Acute myeloid leukemia (AML) is the most lethal form of AML due to disease relapse. Cyclin-dependent kinase 8 (CDK8) is a serine/threonine kinase that belongs to the family of cyclin-dependent kinases and is an emerging target for the treatment of AML. MK256, a potent, selective, and orally available CDK8 inhibitor, was developed to target AML.
In this new study, researchers Jen-Chieh Lee, Shu Liu, Yucheng Wang, You Liang, and David M. Jablons from the University of California San Francisco and Touro University sought to examine the anticancer effect of MK256 on AML.
“In CD34+/CD38- leukemia stem cells, we found that MK256 induced differentiation and maturation,” the researchers wrote.
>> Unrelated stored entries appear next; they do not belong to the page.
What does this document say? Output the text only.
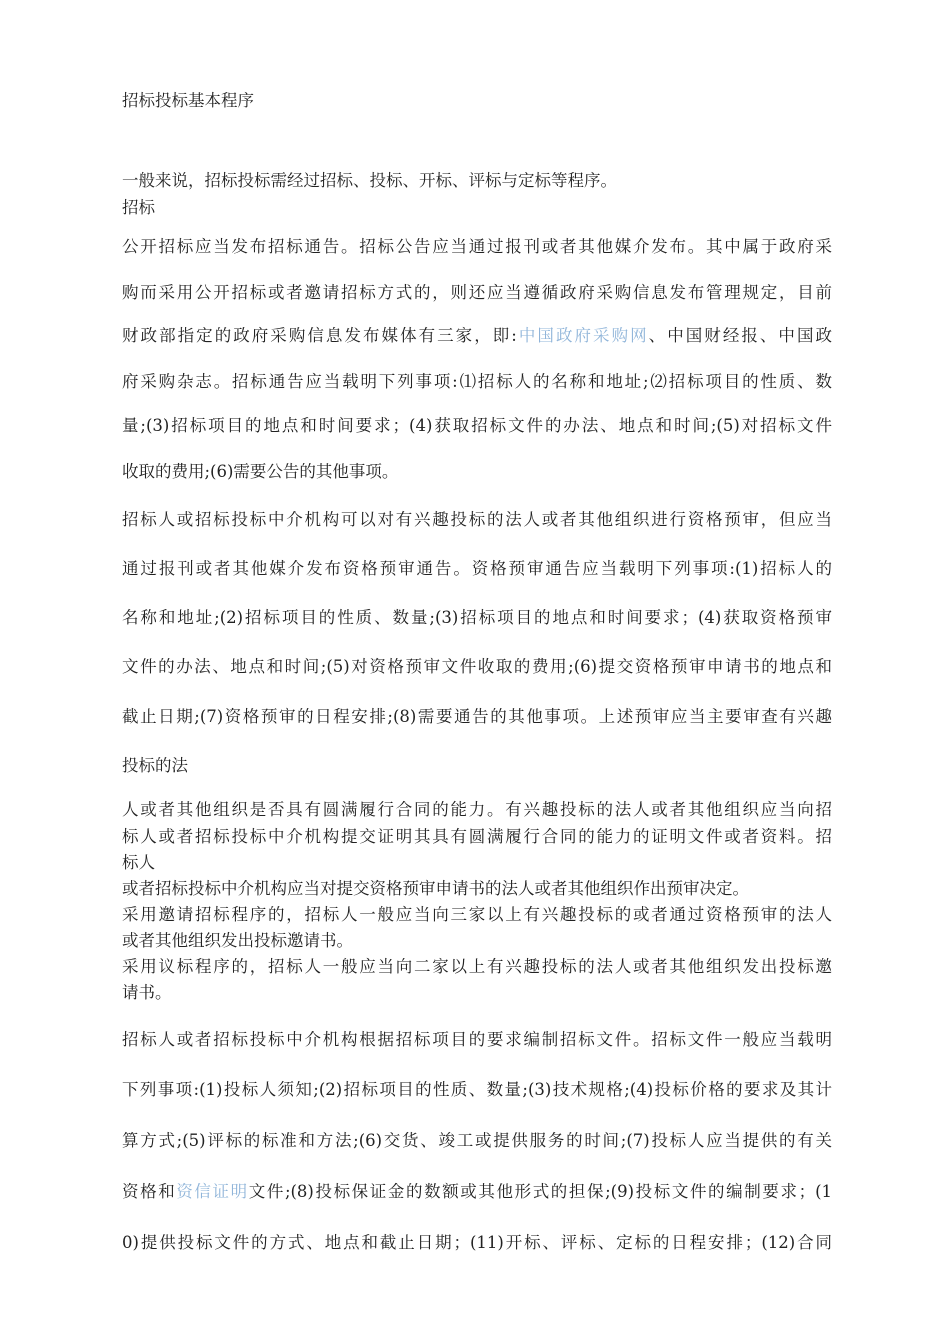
招标投标基本程序
一般来说，招标投标需经过招标、投标、开标、评标与定标等程序。
招标
公开招标应当发布招标通告。招标公告应当通过报刊或者其他媒介发布。其中属于政府采
购而采用公开招标或者邀请招标方式的，则还应当遵循政府采购信息发布管理规定，目前
财政部指定的政府采购信息发布媒体有三家，即:中国政府采购网、中国财经报、中国政
府采购杂志。招标通告应当载明下列事项:⑴招标人的名称和地址;⑵招标项目的性质、数
量;(3)招标项目的地点和时间要求；(4)获取招标文件的办法、地点和时间;(5)对招标文件
收取的费用;(6)需要公告的其他事项。
招标人或招标投标中介机构可以对有兴趣投标的法人或者其他组织进行资格预审，但应当
通过报刊或者其他媒介发布资格预审通告。资格预审通告应当载明下列事项:(1)招标人的
名称和地址;(2)招标项目的性质、数量;(3)招标项目的地点和时间要求；(4)获取资格预审
文件的办法、地点和时间;(5)对资格预审文件收取的费用;(6)提交资格预审申请书的地点和
截止日期;(7)资格预审的日程安排;(8)需要通告的其他事项。上述预审应当主要审查有兴趣
投标的法
人或者其他组织是否具有圆满履行合同的能力。有兴趣投标的法人或者其他组织应当向招
标人或者招标投标中介机构提交证明其具有圆满履行合同的能力的证明文件或者资料。招
标人
或者招标投标中介机构应当对提交资格预审申请书的法人或者其他组织作出预审决定。
采用邀请招标程序的，招标人一般应当向三家以上有兴趣投标的或者通过资格预审的法人
或者其他组织发出投标邀请书。
采用议标程序的，招标人一般应当向二家以上有兴趣投标的法人或者其他组织发出投标邀
请书。
招标人或者招标投标中介机构根据招标项目的要求编制招标文件。招标文件一般应当载明
下列事项:(1)投标人须知;(2)招标项目的性质、数量;(3)技术规格;(4)投标价格的要求及其计
算方式;(5)评标的标准和方法;(6)交货、竣工或提供服务的时间;(7)投标人应当提供的有关
资格和资信证明文件;(8)投标保证金的数额或其他形式的担保;(9)投标文件的编制要求；(1
0)提供投标文件的方式、地点和截止日期；(11)开标、评标、定标的日程安排；(12)合同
Treatment of MK256 inhibited proliferation of AML cell lines. Further studies of the inhibitory effect suggested that MK256 not only downregulated phosphorylated STAT1(S727) and STAT5(S726), but also lowered mRNA expressions of MCL-1 and CCL2 in AML cell lines. Efficacy of MK256 was shown in MOLM-14 xenograft models, and the inhibitory effect on phosphorylated STAT1(S727) and STAT5(S726) with treatment of MK256 was observed in vivo.
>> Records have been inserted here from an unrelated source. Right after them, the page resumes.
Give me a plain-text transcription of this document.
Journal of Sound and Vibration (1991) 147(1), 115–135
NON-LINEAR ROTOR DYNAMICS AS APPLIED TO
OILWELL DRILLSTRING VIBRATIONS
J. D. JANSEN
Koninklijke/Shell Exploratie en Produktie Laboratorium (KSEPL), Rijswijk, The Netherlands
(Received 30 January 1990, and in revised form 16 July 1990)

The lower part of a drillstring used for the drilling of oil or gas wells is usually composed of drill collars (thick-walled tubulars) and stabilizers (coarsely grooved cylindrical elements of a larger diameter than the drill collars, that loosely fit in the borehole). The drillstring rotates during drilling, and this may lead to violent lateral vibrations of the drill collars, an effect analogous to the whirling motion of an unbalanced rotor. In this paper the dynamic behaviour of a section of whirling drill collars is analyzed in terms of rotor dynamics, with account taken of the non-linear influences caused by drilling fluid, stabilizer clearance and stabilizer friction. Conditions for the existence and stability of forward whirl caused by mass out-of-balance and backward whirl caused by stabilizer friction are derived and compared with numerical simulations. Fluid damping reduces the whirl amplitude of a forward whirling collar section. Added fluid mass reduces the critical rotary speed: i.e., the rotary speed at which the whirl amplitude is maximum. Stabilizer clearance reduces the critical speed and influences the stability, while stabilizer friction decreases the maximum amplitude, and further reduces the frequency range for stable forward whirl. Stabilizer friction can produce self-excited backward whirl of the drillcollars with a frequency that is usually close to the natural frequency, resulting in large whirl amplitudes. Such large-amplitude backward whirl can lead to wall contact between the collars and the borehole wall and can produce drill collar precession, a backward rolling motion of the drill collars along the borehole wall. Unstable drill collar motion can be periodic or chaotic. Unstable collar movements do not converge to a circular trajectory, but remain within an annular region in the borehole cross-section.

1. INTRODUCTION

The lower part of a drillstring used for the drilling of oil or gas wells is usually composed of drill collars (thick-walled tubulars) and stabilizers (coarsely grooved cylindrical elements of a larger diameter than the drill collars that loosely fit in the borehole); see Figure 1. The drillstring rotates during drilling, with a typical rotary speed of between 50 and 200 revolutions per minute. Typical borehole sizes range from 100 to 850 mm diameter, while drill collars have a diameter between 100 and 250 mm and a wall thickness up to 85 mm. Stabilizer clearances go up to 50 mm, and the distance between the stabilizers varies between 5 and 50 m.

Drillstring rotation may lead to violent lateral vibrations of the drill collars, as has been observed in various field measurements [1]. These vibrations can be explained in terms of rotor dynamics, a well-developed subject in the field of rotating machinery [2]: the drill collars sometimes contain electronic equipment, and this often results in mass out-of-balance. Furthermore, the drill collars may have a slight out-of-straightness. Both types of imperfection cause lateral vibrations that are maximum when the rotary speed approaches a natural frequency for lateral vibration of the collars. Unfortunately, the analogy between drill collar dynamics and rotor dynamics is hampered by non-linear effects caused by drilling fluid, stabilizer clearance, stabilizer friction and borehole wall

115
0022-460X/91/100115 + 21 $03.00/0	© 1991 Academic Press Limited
Pharmacologic dynamics study of MK256 in MOLM-14 xenograft models showed dose-dependent inhibition of the STAT pathway. Both in vitro and in vivo studies suggested that MK256 could effectively downregulate the STAT pathway. In vitro ADME, pharmacological kinetics, and toxicity of MK256 were profiled to evaluate the drug properties of MK256.
The researchers concluded, “Our results show that MK256 is a novel CDK8 inhibitor with a desirable efficacy and safety profile and has great potential to be a promising drug candidate for AML through regulating the STAT pathway.”